How do I score the agents and the team?

A failure tells you what broke once. A scorecard tells you whether a design is good across many runs. The agent_scorecard schema scores two levels at once (MultiAgentBench, Zhou et al., ACL 2025): each agent on role fidelity, contribution, and coordination, and the team on its own shared dimensions, with optional milestones. Agent rows come from the trace, so the matrix matches who actually participated.
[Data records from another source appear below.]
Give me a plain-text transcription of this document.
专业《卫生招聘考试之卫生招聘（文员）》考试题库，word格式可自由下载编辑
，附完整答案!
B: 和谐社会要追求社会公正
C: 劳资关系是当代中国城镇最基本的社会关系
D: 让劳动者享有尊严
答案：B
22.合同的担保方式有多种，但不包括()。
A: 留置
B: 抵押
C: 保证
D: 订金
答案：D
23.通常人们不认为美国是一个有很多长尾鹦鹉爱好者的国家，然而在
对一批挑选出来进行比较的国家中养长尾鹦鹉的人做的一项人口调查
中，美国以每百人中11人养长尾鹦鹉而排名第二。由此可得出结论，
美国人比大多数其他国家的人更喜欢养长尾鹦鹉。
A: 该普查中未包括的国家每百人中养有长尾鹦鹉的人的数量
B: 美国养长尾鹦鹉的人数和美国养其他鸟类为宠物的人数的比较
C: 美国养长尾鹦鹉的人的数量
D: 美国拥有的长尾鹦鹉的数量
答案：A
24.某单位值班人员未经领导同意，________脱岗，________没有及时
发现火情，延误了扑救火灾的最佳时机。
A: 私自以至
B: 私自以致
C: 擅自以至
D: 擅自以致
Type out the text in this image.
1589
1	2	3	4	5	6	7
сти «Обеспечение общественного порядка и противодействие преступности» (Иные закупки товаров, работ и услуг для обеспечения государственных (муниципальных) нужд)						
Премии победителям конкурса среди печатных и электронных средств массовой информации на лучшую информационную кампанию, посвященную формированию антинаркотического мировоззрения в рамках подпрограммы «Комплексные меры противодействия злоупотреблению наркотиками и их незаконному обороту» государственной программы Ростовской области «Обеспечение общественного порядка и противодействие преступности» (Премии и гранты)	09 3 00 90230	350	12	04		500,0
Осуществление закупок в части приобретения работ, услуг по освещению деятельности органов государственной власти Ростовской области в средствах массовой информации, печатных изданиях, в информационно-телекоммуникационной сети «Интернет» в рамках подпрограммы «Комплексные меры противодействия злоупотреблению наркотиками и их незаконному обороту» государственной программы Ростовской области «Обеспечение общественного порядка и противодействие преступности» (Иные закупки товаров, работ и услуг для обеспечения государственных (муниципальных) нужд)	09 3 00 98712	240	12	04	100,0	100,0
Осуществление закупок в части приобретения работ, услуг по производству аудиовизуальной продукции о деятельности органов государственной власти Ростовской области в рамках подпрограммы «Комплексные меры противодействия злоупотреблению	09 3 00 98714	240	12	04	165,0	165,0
Per-agent and per-team scorecard with milestonesScore each agent on role fidelity, contribution, and coordination, plus the team

yaml
annotation_schemes:
  - annotation_type: agent_scorecard
    name: scorecard
    description: "Score each agent, the team, and which milestones were reached."
    steps_key: steps
    agent_key: agent
    scale: 5
    agent_dimensions: [role fidelity, contribution, coordination]
    team_dimensions: [coordination, communication, efficiency]
    milestones: [plan produced, task delegated correctly, result verified]

A strong agent stuck inside a poorly coordinated team shows up here as a high agent row next to low team dimensions, which is the pattern you want when you are comparing sequential against hierarchical against group-chat orchestration on the same tasks.

What about concurrency and collective failures?

Two more surfaces catch failures a turn-by-turn read cannot. The tool_contention timeline puts each agent on its own lane and highlights regions where two calls touch the same resource at overlapping times, which you classify as deadlock, circular wait, race condition, or benign (DPBench, 2026).

Per-agent tool-call timeline with a highlighted contention regionSpot deadlocks and race conditions on a per-agent tool-call timeline

And emergent_behavior handles failures that are collective rather than located at one step — collusion, groupthink, cascading errors, role drift. An emergent behavior is not a contiguous span; it is a set of participating turns, possibly from different agents, so you check the turns that take part and add a note.

Tagging a set of turns across agents as a cascading errorTag collusion, groupthink, and cascading errors across agents and turns

yaml
annotation_schemes:
  - annotation_type: tool_contention
    name: contention
    description: "Classify each shared-resource contention region."
    calls_key: calls
    agent_key: agent
    resource_key: resource
    contention_labels: [deadlock, circular_wait, race_condition, benign]
  - annotation_type: emergent_behavior
    name: emergent
    description: "For each collective behavior, check the turns that participate."
    steps_key: steps
    agent_key: agent
    behaviors: [collusion, groupthink, cascading_error, role_drift]
    allow_note: true

Putting it in order

On a real broken run the sequence is usually: read the interaction graph to see the shape, use failure attribution to name the decisive step, open handoff review if the decisive step was a transfer, and reach for the contention timeline or emergent-behavior tagging when the failure is about timing or the group rather than one agent. Score with the scorecard once you are comparing designs rather than debugging one run. Measure agreement on attribution the way you would any subjective label; see Inter-Annotator Agreement.